Super-Turing AI: Artificial intelligence has already proven its skills in handling complex tasks that would take humans a lifetime to complete, from analysing large amounts of data to performing complex calculations
But do we know the actual cost of using AI? AI systems require a large amount of energy consumption to function.
Current AI models rely on expansive data centres, consuming enormous amounts of electricity to support their computing power. The human brain, an incredibly efficient organ, achieves similar feats of computation with a minuscule amount of energy, only 20 watts.
Energy efficient AI
A team of researchers, including Dr. Suin Yi from Texas A&M University, have made a breakthrough that could help close this energy gap, creating a future with more sustainable AI systems.
The new approach, known as “Super-Turing AI,” mimics the brain’s processing methods to make AI more energy-efficient without sacrificing performance. This development could have massive implications for the future of AI, especially as companies race to build larger and more powerful models.
Current AI models, including those used for large language systems like OpenAI and ChatGPT, rely on massive computing power and huge data centres. Training and memory, two key components of AI systems, are often handled separately in current hardware. This separation requires data to be constantly moved between different hardware components, leading to inefficiencies that demand significant energy resources.
Super-Turing AI revolutionises this by closing the gap between training and memory. Rather than separating these two processes, the new AI integrates them into one cohesive system, reducing the need for large amounts of data migration. The concept is inspired by the way the human brain functions, where memory and learning are inherently connected through neurons and synaptic connections.
Reducing energy consumption in AI.
This research could significantly reduce energy consumption in AI systems. While modern data centers consume power in the range of gigawatts, the human brain operates on 20 watts, a big difference in efficiency. Super-Turing AI aims to bring this same level of energy efficiency to AI by integrating learning and memory processes, similar to how the brain operates.

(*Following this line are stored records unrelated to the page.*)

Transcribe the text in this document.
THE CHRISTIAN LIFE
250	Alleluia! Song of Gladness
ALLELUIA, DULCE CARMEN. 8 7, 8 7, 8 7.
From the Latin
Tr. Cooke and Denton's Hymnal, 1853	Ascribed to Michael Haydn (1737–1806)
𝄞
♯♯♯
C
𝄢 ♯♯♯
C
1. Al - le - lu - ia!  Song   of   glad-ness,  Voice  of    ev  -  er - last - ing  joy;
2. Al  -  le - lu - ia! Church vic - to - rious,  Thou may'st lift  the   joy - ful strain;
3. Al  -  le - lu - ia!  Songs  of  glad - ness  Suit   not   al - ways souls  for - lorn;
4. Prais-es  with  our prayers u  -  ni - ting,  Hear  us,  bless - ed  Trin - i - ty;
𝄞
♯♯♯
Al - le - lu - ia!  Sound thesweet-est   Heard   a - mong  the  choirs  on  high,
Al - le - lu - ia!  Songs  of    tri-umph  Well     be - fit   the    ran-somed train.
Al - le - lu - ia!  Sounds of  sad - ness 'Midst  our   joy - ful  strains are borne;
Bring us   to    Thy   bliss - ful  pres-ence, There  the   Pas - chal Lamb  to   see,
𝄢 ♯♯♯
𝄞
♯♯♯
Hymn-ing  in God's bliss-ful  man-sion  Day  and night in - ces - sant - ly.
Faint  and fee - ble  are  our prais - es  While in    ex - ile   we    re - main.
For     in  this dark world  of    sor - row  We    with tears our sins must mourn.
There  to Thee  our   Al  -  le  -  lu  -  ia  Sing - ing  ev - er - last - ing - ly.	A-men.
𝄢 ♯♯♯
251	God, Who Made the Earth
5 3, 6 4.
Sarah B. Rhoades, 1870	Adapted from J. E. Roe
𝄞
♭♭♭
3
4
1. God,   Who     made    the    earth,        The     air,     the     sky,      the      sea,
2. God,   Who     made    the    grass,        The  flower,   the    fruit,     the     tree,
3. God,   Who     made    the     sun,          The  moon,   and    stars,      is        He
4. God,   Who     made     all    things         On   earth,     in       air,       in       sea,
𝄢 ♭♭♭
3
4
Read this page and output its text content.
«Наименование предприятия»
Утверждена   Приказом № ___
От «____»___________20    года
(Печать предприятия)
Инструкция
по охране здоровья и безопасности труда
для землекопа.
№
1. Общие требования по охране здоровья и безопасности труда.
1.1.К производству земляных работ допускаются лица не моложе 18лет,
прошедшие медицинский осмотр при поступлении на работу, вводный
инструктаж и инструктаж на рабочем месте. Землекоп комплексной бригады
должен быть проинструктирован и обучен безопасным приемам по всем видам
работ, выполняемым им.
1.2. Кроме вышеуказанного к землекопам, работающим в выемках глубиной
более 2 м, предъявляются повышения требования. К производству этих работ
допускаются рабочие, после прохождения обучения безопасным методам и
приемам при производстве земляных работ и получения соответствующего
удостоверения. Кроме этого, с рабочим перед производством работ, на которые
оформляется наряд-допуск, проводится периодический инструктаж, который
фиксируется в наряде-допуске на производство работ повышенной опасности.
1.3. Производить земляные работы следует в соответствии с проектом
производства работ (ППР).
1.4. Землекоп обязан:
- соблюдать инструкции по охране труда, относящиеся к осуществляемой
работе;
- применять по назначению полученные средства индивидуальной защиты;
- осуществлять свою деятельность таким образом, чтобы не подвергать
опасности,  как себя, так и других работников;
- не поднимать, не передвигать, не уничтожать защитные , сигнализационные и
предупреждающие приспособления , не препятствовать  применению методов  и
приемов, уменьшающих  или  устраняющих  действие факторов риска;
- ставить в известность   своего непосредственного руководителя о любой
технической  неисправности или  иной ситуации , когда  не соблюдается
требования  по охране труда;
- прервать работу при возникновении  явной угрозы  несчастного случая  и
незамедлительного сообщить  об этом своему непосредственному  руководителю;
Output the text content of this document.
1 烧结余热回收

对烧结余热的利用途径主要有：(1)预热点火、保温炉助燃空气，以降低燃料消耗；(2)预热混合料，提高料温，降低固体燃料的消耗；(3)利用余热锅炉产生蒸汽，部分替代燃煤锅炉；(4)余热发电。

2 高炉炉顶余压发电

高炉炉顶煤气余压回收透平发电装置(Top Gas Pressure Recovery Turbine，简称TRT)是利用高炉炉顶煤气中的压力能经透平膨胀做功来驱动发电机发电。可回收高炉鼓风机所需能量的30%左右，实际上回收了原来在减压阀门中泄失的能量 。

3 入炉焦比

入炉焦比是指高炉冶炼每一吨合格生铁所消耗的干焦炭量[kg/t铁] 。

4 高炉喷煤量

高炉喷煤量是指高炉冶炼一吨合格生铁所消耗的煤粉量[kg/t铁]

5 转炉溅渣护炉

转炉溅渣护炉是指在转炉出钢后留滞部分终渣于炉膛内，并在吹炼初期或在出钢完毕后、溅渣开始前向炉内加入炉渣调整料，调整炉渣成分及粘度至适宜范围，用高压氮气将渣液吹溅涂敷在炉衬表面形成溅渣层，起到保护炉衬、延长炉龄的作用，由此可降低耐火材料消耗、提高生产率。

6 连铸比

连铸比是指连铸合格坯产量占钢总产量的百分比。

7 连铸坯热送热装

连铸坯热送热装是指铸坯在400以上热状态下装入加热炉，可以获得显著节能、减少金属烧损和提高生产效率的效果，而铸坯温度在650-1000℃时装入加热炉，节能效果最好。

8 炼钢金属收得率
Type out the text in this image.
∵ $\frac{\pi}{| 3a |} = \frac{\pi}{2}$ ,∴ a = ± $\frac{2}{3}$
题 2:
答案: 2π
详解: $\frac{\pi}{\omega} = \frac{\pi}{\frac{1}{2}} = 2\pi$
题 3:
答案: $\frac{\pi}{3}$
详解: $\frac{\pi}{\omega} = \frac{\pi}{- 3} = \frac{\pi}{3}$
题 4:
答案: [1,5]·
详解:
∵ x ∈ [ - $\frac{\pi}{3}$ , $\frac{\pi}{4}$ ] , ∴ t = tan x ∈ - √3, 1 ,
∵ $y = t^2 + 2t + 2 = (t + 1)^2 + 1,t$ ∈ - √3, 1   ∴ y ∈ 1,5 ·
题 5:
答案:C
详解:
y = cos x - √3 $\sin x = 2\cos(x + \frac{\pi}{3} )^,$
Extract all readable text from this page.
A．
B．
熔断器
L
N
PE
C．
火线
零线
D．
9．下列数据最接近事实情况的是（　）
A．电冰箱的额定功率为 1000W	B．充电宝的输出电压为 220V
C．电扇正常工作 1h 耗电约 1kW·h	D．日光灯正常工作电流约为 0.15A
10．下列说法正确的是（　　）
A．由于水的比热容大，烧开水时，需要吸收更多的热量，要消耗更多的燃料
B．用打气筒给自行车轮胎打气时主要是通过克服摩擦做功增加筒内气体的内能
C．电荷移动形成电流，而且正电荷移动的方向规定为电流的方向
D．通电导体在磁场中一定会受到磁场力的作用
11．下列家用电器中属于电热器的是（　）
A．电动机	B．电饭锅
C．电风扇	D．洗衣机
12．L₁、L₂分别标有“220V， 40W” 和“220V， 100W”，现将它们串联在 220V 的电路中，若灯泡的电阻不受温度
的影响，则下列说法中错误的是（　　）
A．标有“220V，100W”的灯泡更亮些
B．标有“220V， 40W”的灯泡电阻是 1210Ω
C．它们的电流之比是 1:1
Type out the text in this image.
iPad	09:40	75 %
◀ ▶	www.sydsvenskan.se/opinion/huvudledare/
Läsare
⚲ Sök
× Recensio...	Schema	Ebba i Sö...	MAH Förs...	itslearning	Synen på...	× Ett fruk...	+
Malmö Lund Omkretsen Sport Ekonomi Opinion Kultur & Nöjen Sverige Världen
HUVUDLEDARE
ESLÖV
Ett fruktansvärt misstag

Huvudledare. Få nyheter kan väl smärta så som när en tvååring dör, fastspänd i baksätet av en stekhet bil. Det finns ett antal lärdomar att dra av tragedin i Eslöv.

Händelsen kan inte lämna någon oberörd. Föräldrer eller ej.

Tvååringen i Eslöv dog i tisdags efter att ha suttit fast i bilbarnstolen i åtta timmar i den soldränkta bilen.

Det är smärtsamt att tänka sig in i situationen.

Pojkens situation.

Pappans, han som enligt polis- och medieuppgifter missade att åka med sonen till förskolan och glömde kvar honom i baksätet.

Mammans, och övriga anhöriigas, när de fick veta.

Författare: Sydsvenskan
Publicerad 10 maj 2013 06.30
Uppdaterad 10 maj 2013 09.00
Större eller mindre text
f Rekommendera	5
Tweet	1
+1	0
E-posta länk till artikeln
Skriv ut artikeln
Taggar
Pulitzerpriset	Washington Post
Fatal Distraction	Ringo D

In addition to reducing power consumption, the new system minimises reliance on backpropagation, a computationally expensive method used to adjust neural networks during training. Backpropagation has been a cornerstone of AI development, but it is not biologically plausible and requires a lot of energy. Instead, Super-Turing AI uses biologically inspired mechanisms like Hebbian learning and spike-timing-dependent plasticity, which more closely resemble the way neurons in the brain strengthen their connections based on activity patterns.
The future of AI
The researchers shows the power of this new AI approach with a drone that learned to navigate a complex environment without prior training. The drone adapted to its surroundings on the fly, learning in real-time while consuming less energy than traditional AI systems.
This breakthrough is important, as the demand for AI continues to grow, and the environmental and economic costs of sustaining large AI systems have become more apparent. Data centers’ enormous energy consumption not only adds to operational costs but also contributes significantly to carbon emissions, raising concerns about the sustainability of current AI technologies.
As AI continues to evolve, the need for sustainable computing methods is becoming more important. Super-Turing AI represents a promising solution to this challenge. The system’s ability to reduce power consumption while maintaining or even improving AI performance could make it a key player in AI’s future, where hardware innovation will be just as important as advancements in software.